SmartMoney.com - Stock Watch Hewlett-Compaq's Tough Road Ahead By Monica Rivituso
THE PROPOSED $20 BILLION merger of Hewlett-Packard (NYSE:HWP - news) and Compaq Computer (NYSE:CPQ - news) snowballed into one of the fiercest proxy battles the tech industry has ever seen. Yet as difficult as the past six months have been, that's nothing compared with what lies ahead if this merger is ultimately approved.
Given the tenor of debate inside Hewlett, it's no wonder that both sides are claiming victory. Shortly after the conclusion of H-P's special shareholder meeting Tuesday, management issued a statement saying it believed investors had approved the merger. But Walter Hewlett, the board member, son of co-founder William Hewlett and chief merger opponent, wasn't willing to concede defeat. At a press conference after the meeting, he told reporters that he, too, was optimistic, adding that the vote was so close that it is ``impossible to know the outcome at this time.'' The final vote tally should be announced in a few weeks.
If the deal is approved, H-P Chief Executive Carly Fiorina will still have her work cut out for her.

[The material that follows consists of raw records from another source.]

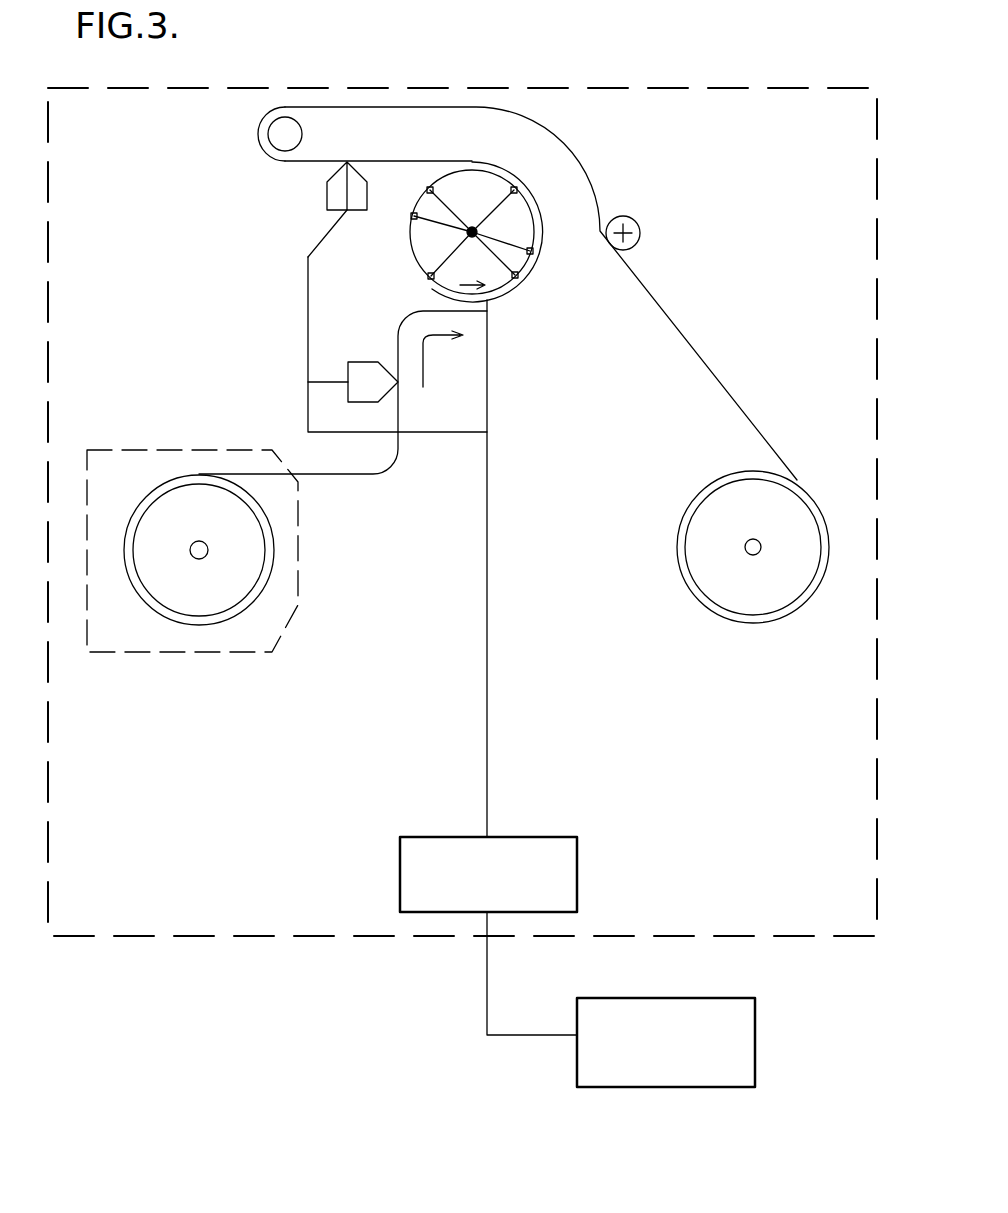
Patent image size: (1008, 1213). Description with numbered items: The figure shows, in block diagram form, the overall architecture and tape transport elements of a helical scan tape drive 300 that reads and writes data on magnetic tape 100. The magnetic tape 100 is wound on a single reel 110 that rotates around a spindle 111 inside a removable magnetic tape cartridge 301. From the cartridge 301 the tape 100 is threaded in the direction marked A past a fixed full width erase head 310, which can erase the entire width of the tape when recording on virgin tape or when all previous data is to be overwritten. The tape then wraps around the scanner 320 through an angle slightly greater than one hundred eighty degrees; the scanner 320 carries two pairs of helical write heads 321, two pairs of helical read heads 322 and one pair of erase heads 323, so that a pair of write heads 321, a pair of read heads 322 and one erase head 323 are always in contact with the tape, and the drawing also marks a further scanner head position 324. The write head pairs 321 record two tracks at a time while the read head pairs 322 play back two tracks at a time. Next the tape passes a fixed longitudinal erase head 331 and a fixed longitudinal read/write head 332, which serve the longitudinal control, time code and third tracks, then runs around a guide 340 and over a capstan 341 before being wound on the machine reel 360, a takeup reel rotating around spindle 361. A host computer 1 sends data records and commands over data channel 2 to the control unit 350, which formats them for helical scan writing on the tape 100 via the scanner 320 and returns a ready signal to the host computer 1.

The host computer 1 is at (660, 998).
The data channel 2 is at (486, 977).
The magnetic tape 100 is at (330, 474).
The reel 110 is at (233, 569).
The spindle 111 is at (194, 541).
The helical scan tape drive 300 is at (302, 937).
The magnetic tape cartridge 301 is at (300, 597).
The full width erase head 310 is at (367, 402).
The scanner 320 is at (355, 234).
The helical write heads 321 is at (520, 283).
The helical read heads 322 is at (517, 188).
The erase heads 323 is at (532, 255).
The read head 324 is at (426, 278).
The longitudinal erase head 331 is at (358, 210).
The longitudinal read/write head 332 is at (327, 198).
The guide 340 is at (262, 124).
The capstan 341 is at (636, 246).
The control unit 350 is at (578, 870).
The machine reel 360 is at (708, 580).
The spindle 361 is at (752, 539).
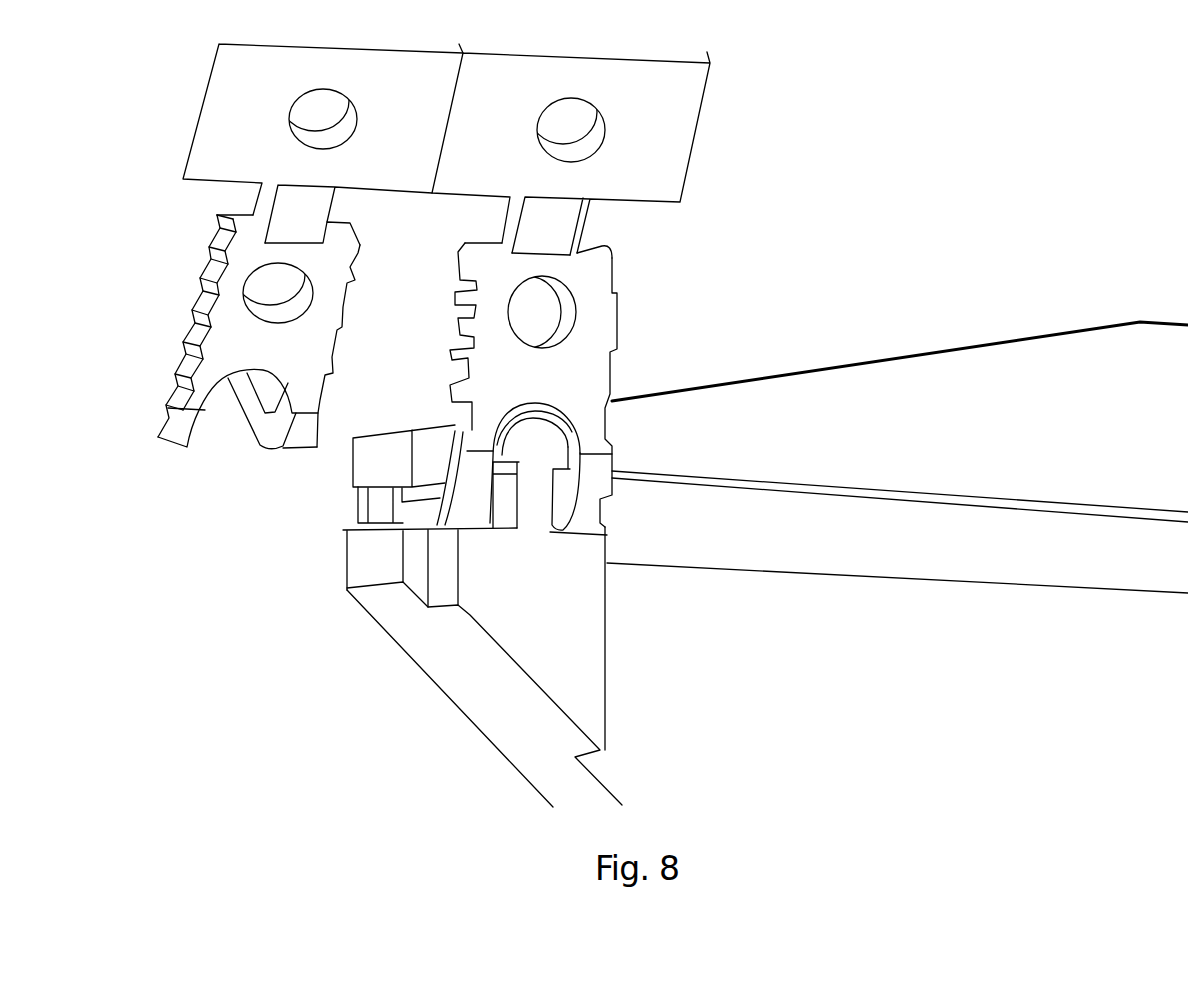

The next 12 to 18 months are critical, as Fiorina and the postmerger integration team try to knit the parts of these giant companies into one cohesive fabric. Forget the notion that shareholder approval of the merger was a referendum on Fiorina's stewardship. How skillfully these two companies can be integrated will be the real test.
When two giant corporations merge, thousands of new decisions suddenly have to be made — everything from which email system the combined company will use to which facilities will be closed. During this time, the smallest projects matter, says Mark Sirower, head of the M&A practice at the Boston Consulting Group and author of ``The Synergy Trap.'' At the same time, the new company must continue to keep an eye on its customers and competitors — no easy task amid the postmerger hullabaloo. Perhaps most vexing, the company must accomplish all of these things under rigid time constraints and intense public scrutiny. ``People are just going to be looking for the stuff that doesn't work,'' says Sirower.
In the short term, count on lots of stuff not working. Although H-P says that the merger will translate into a 13% earnings increase in fiscal 2003, its first full year as a combined company, revenue is expected to fall 5%. While the new H-P is juggling its varied product lines and meshing everything from sales and marketing to suppliers and distributors, it will also be fighting to maintain market share in a fast-moving industry where competitors like Dell Computer (NASDAQ:DELL - news) and IBM (NYSE:IBM - news) are lining up to poach customers. ``The first 18 months will largely be [characterized by] the competition cleaning [Hewlett-Compaq's] clocks,'' says Thomas Doorley, CEO of Sage Partners, a Boston-based consulting firm.
Moreover, most merger integrations take longer that expected — up to three years in some cases. ``I'd be stunned if you saw any achievement of significant synergies in less than a year,'' says Robert Mittelstaedt Jr., vice dean of executive education at the Wharton School of Business.
Needless to say, a clear, coherent integration plan is critical. H-P, to its credit, seems to have done its homework. In announcing its rationale for voting in favor of the merger, independent advisory firm Institutional Shareholder Services said ``it is hard to remain unimpressed in the face of such enthusiastic attention paid to the integration effort.'' Some 600 people have been planning and plotting the details of exactly how these companies will be combined. From a procedural standpoint, ISS said, ``it appears that management has done everything it can to maximize the chance that integration will be a success.''
Now H-P has to prove it can pull it off. While most of the integration details have been decided, industry watchers say management must articulate clear, credible targets and a realistic time frame to employees and investors so that the process can be monitored. For example, it's not enough to say that $2.5 billion will be trimmed from costs. Far more helpful would be to explain exactly how those cuts are being made, says Sirower. He cites MeadWestvaco (NYSE:MWV - news) as a company that effectively established and communicated benchmarks. Shortly after the Mead-Westvaco merger was closed in January, he says, the new company launched a joint Web site that detailed how it would combine the two organizations, and how the work force would be reduced.
Consideration for employees can't be underestimated — after all, they're the ones who keep the company running. Large mergers tend to be unsettling events that sap worker morale. Employees in Compaq's home town of Houston, for instance, might not relish the thought of working in a distant outpost of Palo Alto, Calif.-based H-P, notes Roger Kay, director of client computing at market research firm IDC. Approximately 150,000 employees across the globe work for H-P or Compaq (about the population size of Irvine, Calif.) — and about 10% will be let go. If the postmerger integration process is poorly organized, employees will feel increasingly unstable in their jobs. And according to Mittelstaedt: ``Uncertainty is the biggest enemy.''
With the he-said, she-said of the past six months now largely laid to rest, the task turns to the complicated process of combining H-P and Compaq. It's a job that will put Fiorina's leadership skills to the ultimate test — and will make a vituperative proxy battle seem dull in comparison. Assuming the merger is approved, that is.